Throughout October, the restaurant changed its name every day. Everything was switched out daily: napkins, matchbooks, awnings, jackets. The new names – Webster & Wollensky, O’Brien & Wollensky, you get the idea – reflected loyal customers who pledged to make Smith & Wollensky their steakhouse.

“Steakhouses are all about loyalty. Dudes pick a steakhouse when they’re 40 and never go to another one. Smith & Wollensky is amazing with regulars: there’s a plaque on the wall, they know what you like to drink. It’s the best customer service in the world, but some young people don’t know that,” says Webster.

The campaign generated $300,000 worth of dinner reservations and coverage by The New York Times. The “transmedia” aspect is why this particular campaign is so special to Webster: that fusion of all different kinds of marketing is what he’d like to do for every client.

smith-and-wollensky

Benefits of a smaller size

With around 20 employees, Walrus is a small agency, though it still attracts some big names. Clients include Amazon, Staples, Pret a Manger, and Bloomberg Businessweek. It may sound intimidating to be a smaller agency in the land of Ogilvys and McCanns, but Webster doesn’t see it that way.

“I think they should be more worried about us than we are about them. A small account to a bigger agency is generally something much larger to us, so we can service it with a lot more passion,” he says. “The overhead is such a different beast; a $10 million piece of business is huge to us and we’re going to put our best people on it.”

Another advantage to being smaller is that there’s much less bureaucracy, he adds. There are also less instances of a process-slowing discrepancy between something, say, that you like but your boss doesn’t.

“At a big agency, there can be three or four levels just to get something in front of a client. It’s a whole lot slower, like turning around a battleship,” says Webster.

Either way, Webster doesn’t feel like he’s in competition with the bigger agencies. Both sides of the industry have their strengths and it’s clear that the current strategy is working for Walrus. Some of its upcoming work includes campaigns for General Mills, Rémy Cointreau and a new show with Craig Ferguson.

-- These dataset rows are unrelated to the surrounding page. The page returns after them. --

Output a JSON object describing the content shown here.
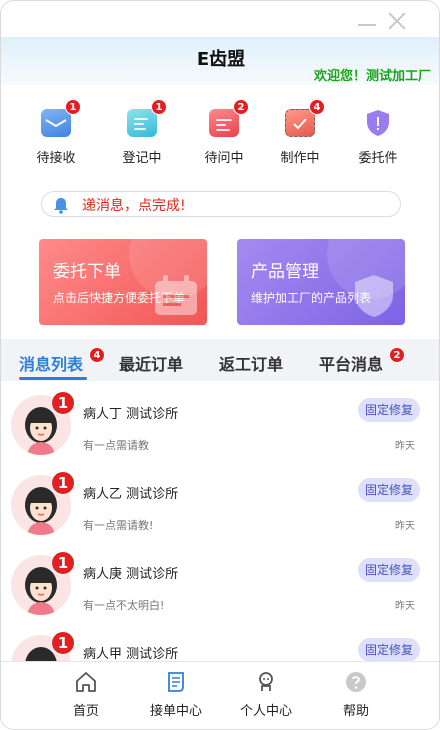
{
  "app": {
    "title": "E齿盟",
    "welcome": "欢迎您！测试加工厂"
  },
  "quick_actions": [
    {
      "label": "待接收",
      "badge": "1",
      "icon": "inbox-icon",
      "color": "#4b8fe6"
    },
    {
      "label": "登记中",
      "badge": "1",
      "icon": "register-icon",
      "color": "#3fc0d8"
    },
    {
      "label": "待问中",
      "badge": "2",
      "icon": "inquiry-icon",
      "color": "#ef4b52"
    },
    {
      "label": "制作中",
      "badge": "4",
      "icon": "production-icon",
      "color": "#ef6a5e"
    },
    {
      "label": "委托件",
      "badge": "",
      "icon": "shield-icon",
      "color": "#8b6be8"
    }
  ],
  "notice": {
    "text": "递消息，点完成!"
  },
  "cards": [
    {
      "title": "委托下单",
      "subtitle": "点击后快捷方便委托下单",
      "color": "#f25656"
    },
    {
      "title": "产品管理",
      "subtitle": "维护加工厂的产品列表",
      "color": "#7d63e6"
    }
  ],
  "tabs": [
    {
      "label": "消息列表",
      "badge": "4",
      "active": true
    },
    {
      "label": "最近订单",
      "badge": "",
      "active": false
    },
    {
      "label": "返工订单",
      "badge": "",
      "active": false
    },
    {
      "label": "平台消息",
      "badge": "2",
      "active": false
    }
  ],
  "messages": [
    {
      "name": "病人丁 测试诊所",
      "text": "有一点需请教",
      "tag": "固定修复",
      "time": "昨天",
      "badge": "1"
    },
    {
      "name": "病人乙 测试诊所",
      "text": "有一点需请教!",
      "tag": "固定修复",
      "time": "昨天",
      "badge": "1"
    },
    {
      "name": "病人庚 测试诊所",
      "text": "有一点不太明白!",
      "tag": "固定修复",
      "time": "昨天",
      "badge": "1"
    },
    {
      "name": "病人甲 测试诊所",
      "text": "",
      "tag": "固定修复",
      "time": "",
      "badge": "1"
    }
  ],
  "bottom_nav": [
    {
      "label": "首页",
      "icon": "home-icon",
      "active": false
    },
    {
      "label": "接单中心",
      "icon": "order-center-icon",
      "active": true
    },
    {
      "label": "个人中心",
      "icon": "profile-icon",
      "active": false
    },
    {
      "label": "帮助",
      "icon": "help-icon",
      "active": false
    }
  ],
  "colors": {
    "accent": "#2e7fd8",
    "badge": "#e02020",
    "welcome": "#1aa41a",
    "notice": "#e0281e",
    "tag_bg": "#dde0f8",
    "tag_text": "#4a4fc8"
  }
}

Webster wouldn’t give me any details, so I asked someone else: the homepage walrus. It sighed dramatically and accused me of being arbitrary.

generalmills-walrus

What’s your philosophy in 10 words?

Here at ClickZ, we’ve been doing these profiles for a while – you guys like them; Google Analytics says so – and we decided to give them another element. Going forward, our profiles will close out with the subject’s philosophy in 10 words. So what is Webster’s?

Approach everything as if it’s the biggest creative opportunity ever.